We covered graph theory in discrete math - it wasn't an independent topic - so
I'm surprised that you didn't cover it in your discrete math courses. As I
recall, first semester was more combinatorics and second was more graph
theory, but I don't recall at this point.

Also, in reading the ACM curricula guidelines, I came across the comment "As
is typical of most programs in engineering, this program has a smaller general
education component than Curriculum A described in this appendix, with more
hours devoted to computer engineering topics."

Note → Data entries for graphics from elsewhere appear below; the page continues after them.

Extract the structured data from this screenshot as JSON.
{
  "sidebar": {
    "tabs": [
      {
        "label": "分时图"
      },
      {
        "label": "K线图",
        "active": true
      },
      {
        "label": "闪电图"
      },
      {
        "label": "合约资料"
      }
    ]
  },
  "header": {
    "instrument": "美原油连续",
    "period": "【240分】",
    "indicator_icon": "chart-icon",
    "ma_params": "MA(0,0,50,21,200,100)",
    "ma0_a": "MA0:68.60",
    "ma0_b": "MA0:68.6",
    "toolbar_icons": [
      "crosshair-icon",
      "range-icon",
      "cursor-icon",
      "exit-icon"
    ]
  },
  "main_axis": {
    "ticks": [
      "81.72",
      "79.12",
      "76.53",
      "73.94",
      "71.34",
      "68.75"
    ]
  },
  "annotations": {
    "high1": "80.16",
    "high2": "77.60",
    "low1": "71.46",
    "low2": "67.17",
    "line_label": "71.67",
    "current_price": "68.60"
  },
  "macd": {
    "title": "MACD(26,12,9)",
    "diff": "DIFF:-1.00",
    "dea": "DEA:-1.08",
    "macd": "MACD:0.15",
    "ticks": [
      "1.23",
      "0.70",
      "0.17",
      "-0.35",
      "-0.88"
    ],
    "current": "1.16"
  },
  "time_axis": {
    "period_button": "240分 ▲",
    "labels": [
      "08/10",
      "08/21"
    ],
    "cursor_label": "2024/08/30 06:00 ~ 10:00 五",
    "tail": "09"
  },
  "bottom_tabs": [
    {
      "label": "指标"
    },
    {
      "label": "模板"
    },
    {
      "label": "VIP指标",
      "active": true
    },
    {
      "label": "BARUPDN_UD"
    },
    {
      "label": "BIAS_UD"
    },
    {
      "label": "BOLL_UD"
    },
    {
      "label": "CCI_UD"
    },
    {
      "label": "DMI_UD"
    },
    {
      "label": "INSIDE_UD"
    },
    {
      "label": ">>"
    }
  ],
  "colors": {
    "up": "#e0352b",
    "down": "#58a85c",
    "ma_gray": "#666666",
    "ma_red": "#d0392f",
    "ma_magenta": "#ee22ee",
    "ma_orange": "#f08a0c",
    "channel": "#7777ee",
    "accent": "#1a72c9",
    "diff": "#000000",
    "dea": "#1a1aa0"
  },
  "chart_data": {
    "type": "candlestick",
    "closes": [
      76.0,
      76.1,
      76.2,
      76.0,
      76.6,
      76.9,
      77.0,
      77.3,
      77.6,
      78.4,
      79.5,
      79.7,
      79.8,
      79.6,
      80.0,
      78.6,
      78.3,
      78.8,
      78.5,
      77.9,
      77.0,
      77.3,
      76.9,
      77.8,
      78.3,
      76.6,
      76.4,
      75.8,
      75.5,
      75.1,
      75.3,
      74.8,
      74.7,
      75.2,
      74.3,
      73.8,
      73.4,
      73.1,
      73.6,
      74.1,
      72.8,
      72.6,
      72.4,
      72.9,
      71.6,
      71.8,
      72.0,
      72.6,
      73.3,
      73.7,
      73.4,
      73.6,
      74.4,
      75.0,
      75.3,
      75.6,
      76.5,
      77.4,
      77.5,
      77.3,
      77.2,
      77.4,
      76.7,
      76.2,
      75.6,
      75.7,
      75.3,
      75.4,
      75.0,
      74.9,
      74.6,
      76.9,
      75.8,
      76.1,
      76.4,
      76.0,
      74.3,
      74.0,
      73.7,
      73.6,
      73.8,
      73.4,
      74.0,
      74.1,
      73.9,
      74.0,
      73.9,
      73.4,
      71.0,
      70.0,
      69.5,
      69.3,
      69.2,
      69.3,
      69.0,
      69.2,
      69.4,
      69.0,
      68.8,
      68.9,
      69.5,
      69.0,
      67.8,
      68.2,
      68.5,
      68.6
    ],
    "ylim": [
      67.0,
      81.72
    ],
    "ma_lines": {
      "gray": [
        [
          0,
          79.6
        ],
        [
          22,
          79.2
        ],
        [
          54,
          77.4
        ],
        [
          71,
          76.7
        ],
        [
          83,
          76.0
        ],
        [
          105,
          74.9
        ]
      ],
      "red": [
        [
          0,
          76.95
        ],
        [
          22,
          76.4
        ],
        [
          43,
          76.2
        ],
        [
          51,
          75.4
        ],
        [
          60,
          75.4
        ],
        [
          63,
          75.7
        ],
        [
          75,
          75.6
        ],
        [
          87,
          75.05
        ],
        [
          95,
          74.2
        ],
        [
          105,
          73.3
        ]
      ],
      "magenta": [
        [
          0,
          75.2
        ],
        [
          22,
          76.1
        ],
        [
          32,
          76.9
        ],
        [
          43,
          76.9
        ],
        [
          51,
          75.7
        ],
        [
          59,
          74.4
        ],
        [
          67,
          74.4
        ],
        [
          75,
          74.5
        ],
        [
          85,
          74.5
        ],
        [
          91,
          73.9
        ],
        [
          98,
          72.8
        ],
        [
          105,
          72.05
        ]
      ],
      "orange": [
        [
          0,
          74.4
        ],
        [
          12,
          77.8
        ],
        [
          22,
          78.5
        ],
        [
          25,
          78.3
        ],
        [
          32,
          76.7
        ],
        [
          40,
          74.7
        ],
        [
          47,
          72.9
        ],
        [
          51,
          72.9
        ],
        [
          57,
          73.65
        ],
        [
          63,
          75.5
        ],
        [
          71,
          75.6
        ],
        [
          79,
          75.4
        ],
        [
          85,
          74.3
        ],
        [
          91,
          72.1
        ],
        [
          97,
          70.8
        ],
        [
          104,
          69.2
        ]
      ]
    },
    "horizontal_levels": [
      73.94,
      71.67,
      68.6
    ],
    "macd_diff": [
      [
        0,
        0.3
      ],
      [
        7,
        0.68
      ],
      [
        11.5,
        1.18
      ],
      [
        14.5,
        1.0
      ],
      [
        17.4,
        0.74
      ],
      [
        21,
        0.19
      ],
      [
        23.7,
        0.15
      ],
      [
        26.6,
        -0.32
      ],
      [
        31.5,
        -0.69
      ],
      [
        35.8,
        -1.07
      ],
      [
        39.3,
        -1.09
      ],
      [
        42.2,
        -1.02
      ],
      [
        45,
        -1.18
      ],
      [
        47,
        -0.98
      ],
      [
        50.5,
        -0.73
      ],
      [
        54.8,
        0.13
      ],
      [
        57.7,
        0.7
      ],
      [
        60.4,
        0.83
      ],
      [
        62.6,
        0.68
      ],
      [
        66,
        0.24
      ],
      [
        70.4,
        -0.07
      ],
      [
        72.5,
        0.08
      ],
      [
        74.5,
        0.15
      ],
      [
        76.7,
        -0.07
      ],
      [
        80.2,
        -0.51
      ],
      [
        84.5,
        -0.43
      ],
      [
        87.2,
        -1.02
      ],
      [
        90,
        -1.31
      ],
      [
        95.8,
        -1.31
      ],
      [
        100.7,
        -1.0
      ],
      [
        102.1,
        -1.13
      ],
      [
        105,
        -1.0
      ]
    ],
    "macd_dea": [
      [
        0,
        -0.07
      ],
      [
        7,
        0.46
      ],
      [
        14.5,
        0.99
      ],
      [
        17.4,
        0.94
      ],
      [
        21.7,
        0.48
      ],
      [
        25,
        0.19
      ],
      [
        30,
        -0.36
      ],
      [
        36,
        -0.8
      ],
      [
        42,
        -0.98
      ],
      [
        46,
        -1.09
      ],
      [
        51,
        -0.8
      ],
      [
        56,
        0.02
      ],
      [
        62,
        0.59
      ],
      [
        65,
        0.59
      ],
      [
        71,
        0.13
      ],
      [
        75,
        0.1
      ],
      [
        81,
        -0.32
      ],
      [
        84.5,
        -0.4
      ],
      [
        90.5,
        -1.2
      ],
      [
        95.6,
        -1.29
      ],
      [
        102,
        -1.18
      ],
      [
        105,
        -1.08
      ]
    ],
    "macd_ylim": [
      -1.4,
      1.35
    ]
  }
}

That is (and using your earlier terminology), a computer engineering degree is
more specialized, while a computer science degree will include more non-CS
courses and give a 'more versatile, open-ended' education. :)

------
genwin
Likely it's coincidental. The firm probably just hired whomever they thought
could best do the job, largely ignoring the degrees. Maybe the people with a
computer engineering background demonstrated better software development
skills or aptitude.

Suppose the company wants experience in Obscure and one of those computer
engineers spent the weekend reading Obscure's manual and playing with the
software before the interview. That could be the leg up.

------
tdubbed
Comp engineers may have an initial leg up because their field of study is more
practical than computer science which is more theoretical.

Don't worry about it. You were hired for a reason and you should have
complimentary strengths to the engineers

------
tdubbed
Also worth mentioning. Many schools don't have engineering and some
engineering schools don't have comp sci.

For example in chemistry companies will teach new hires the engineering or the
science depending on which degree they have.